Event: Frankenstein: Adaptations & Inspirations in Popular Culture

This is an archived event. Links may no longer be active.

When:

Monday, Oct. 29, 2018. 6:00pm to 6:00pm

Department:

Special Collections

About this Event

Join us for a panel discussion with faculty from various departments at the University of North Texas sharing their thoughts on Frankenstein in popular culture!

The event will include short presentations and a Q&A session afterward. There will also be a display of Frankenstein texts and other items from the UNT Special Collections and Graphic Novel collection.

Monday, October 29, 6-7:30 p.m.

Willis Library, Room 250H

This event is free and open to the public.

Featured Speakers:

Dr. Nora Gilbert, Department of English, “Revision as Adaptation: Frankenstein 1818 vs. Frankenstein 1831”

  • Nora Gilbert is an Associate Professor in the Department of English and the Editor of Studies in the Novel. She co-specializes in Victorian literature and classical Hollywood film. Her current book project looks at 18th and 19th century British fiction.

Dr. Harry M. Benshoff, Department of Media Arts, “Female Doctors and Male Monsters in Postwar Frankenstein Films”
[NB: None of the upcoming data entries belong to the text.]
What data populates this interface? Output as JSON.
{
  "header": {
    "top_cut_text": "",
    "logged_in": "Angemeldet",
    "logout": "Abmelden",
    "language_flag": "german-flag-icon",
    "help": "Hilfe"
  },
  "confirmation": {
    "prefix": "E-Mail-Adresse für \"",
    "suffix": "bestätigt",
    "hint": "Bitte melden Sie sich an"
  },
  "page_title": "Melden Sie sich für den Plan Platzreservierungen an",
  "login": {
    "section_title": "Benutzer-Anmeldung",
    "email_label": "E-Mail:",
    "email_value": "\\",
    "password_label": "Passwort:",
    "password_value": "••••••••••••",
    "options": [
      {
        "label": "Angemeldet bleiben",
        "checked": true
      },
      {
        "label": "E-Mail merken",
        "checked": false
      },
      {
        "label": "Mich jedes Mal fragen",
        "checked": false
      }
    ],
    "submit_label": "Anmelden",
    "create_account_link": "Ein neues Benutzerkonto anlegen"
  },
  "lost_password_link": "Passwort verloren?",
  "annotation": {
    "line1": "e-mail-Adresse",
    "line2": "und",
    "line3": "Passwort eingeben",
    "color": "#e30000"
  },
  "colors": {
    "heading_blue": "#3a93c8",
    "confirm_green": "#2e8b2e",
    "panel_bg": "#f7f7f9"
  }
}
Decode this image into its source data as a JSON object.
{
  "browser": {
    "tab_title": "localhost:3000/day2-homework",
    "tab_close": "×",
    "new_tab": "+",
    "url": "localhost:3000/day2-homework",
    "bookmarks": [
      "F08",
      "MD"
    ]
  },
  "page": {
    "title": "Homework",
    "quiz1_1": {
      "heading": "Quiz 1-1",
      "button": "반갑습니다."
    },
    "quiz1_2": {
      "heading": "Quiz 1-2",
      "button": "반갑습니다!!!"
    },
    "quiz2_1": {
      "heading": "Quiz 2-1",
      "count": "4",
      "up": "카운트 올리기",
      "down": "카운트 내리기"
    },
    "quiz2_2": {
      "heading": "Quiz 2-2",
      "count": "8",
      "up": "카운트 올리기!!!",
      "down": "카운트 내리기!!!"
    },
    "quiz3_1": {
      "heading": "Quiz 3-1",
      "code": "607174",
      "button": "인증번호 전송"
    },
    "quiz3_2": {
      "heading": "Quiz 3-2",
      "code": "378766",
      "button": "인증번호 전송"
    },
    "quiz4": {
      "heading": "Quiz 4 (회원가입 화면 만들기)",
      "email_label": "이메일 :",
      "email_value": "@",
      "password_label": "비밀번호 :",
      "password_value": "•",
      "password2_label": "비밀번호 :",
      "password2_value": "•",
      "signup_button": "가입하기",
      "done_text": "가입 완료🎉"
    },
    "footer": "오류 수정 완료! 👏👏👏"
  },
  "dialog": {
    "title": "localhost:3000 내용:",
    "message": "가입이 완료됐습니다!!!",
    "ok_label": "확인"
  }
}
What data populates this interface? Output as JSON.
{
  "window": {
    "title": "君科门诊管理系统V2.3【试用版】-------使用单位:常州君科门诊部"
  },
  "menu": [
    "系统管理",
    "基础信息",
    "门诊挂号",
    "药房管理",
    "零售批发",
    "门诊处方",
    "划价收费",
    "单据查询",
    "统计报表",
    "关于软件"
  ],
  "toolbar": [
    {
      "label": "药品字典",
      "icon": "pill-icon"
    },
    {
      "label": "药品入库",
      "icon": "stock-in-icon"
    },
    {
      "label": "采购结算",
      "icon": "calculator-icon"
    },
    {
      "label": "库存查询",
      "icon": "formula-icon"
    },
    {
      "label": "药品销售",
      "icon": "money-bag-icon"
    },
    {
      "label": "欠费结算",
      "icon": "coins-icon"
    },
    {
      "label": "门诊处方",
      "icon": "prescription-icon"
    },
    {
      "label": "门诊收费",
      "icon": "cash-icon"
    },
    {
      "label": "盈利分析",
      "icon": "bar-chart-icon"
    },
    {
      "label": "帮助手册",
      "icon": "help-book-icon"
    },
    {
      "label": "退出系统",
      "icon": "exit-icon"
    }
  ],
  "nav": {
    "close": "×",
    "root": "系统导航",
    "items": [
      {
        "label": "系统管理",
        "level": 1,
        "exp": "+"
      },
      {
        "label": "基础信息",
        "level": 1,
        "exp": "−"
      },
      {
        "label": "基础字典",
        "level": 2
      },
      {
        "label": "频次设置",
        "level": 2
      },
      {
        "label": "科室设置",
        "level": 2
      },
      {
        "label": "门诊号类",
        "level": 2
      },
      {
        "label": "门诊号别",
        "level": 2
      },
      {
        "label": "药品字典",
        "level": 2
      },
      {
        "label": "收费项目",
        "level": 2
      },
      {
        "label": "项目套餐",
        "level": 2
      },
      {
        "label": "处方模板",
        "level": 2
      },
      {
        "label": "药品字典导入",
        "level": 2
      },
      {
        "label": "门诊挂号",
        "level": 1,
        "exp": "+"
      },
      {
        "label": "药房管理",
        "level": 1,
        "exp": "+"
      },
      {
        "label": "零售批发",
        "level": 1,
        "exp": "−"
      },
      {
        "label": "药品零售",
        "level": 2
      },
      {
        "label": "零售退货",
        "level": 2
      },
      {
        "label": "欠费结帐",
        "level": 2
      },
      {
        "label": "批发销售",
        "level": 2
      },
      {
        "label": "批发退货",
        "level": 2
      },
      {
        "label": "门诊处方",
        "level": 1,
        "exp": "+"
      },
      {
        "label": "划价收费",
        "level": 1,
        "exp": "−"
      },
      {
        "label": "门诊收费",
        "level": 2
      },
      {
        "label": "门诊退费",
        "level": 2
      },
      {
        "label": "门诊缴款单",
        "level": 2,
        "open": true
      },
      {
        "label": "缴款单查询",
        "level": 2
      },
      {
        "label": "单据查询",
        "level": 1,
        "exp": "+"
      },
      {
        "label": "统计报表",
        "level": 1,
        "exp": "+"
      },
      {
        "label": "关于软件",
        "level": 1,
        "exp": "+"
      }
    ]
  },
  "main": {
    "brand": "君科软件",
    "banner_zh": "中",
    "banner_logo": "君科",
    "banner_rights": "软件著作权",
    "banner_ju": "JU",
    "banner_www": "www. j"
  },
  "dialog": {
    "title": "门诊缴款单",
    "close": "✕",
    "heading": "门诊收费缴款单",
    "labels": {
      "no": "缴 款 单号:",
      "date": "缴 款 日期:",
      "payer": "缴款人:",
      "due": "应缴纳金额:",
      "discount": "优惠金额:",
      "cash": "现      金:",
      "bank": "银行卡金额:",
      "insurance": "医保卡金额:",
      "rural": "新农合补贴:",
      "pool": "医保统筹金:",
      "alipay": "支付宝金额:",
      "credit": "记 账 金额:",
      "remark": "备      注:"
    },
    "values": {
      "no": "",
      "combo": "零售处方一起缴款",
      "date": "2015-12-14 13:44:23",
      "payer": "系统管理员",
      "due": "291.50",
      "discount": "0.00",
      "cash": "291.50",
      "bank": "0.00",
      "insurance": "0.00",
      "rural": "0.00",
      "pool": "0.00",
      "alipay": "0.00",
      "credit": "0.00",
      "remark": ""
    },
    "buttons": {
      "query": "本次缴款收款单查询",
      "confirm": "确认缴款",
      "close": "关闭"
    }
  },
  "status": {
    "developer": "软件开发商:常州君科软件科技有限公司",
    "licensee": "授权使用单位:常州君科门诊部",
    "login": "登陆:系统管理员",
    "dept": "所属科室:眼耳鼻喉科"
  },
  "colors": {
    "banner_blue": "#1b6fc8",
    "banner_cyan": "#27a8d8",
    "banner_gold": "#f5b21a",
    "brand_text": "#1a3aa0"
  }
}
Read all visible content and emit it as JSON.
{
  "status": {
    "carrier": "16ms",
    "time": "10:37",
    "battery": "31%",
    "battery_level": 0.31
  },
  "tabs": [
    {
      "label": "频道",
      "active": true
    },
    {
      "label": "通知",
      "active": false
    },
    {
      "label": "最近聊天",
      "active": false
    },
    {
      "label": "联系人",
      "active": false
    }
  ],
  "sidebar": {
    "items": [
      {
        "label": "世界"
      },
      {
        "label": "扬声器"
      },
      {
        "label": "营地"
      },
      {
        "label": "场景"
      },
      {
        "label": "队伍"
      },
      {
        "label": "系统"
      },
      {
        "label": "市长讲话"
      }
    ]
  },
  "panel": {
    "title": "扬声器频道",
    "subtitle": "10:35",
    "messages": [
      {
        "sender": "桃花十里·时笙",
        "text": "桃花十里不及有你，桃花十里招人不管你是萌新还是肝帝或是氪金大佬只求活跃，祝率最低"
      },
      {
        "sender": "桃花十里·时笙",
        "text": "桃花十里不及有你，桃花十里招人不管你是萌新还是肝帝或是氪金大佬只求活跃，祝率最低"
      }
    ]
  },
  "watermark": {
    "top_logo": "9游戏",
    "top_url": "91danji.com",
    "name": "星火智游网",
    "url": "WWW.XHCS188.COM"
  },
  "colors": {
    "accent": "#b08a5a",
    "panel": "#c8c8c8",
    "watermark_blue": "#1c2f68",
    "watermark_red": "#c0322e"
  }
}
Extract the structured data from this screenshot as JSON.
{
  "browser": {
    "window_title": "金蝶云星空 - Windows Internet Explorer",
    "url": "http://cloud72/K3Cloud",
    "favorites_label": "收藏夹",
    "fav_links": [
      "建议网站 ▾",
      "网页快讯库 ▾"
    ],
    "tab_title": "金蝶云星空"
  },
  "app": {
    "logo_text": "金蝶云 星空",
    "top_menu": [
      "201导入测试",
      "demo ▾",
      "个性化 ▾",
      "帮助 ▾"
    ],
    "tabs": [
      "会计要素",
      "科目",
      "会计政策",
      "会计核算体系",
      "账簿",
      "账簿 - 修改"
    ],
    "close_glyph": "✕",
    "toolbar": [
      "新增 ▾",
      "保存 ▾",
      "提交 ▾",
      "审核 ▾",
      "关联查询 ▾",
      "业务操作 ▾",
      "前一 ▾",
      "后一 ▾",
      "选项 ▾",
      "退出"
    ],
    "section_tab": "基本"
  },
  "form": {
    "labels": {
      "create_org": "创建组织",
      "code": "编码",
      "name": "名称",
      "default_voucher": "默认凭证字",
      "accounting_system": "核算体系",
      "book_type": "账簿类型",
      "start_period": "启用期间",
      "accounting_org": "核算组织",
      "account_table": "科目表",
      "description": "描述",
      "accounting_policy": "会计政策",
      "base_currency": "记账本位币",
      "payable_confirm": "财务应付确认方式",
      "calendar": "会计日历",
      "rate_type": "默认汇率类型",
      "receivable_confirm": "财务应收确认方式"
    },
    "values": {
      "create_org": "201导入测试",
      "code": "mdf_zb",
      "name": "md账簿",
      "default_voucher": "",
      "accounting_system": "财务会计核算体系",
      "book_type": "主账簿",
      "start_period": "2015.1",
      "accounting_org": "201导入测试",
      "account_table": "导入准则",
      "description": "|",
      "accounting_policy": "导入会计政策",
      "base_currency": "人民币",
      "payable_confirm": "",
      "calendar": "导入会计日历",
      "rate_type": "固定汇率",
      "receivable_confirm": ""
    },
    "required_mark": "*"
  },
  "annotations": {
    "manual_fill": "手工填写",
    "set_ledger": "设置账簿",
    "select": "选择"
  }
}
  • Harry Benshoff is a Professor in the Department of Media Arts, specializing in film history & theory, horror cinema, queer theory, and multiculturalism. He teaches a wide variety of film studies classes and has authored numerous books on film studies, including Monsters in the Closet: Homosexuality and the Horror Film (1997) and A Companion to the Horror Film (2014).

Dr. Spencer Keralis, Department of English, “‘Seeing the Animal: Mary Shelley’s Monstrous Births”

  • Spencer D. C. Keralis is an Adjunct Instructor in English at the University of North Texas, and Executive Director of Digital Frontiers, the largest and longest-running digital humanities conference in the Southwest U.S. His scholarship on 19th century American children’s literature has appeared in Book History and American Periodicals. He holds a Ph.D. in English and American Literature from New York University.

Dr. Samantha Langsdale, Department of Philosophy & Religion, “Postmortem or Posthuman?: Mary Shelley’s Frankenstein”

  • Sam Langsdale is a Lecturer in the Department of Philosophy & Religion at UNT. Her primary areas of expertise include feminist philosophy, cultural studies, and contemporary critical theory. She is currently co-editing Monstrous Women in Comics, a volume that will be published with the University Press of Mississippi. She is also the principal organizer for the upcoming conference “Realizing Resistance: An Interdisciplinary Conference on Star Wars, Episodes VII, VIII & IX,” to be held May 2–4, 2019.

Dr. John Edward Martin, University Libraries, “Graphic Creatures: Frankenstein in comics & graphic novels”

  • John Martin is a Scholarly Communication Librarian at the UNT Libraries, and a subject librarian for the departments of Psychology, English, Communication Studies, and Technical Communication. He also holds a doctorate in American literature, with specializations in early American literature, Romanticism, gothic & horror fiction, and religion & literature. His current scholarly work includes a book chapter on Poe and women in comics, and upcoming conference presentations on horror comics & film.

This event is part of the Frankenweek series of events, put on by UNT Special Collections in collaboration with UNT Comics Studies and UNT Media Library, to celebrate the 200th anniversary of the publication of Mary Shelley’s Frankenstein.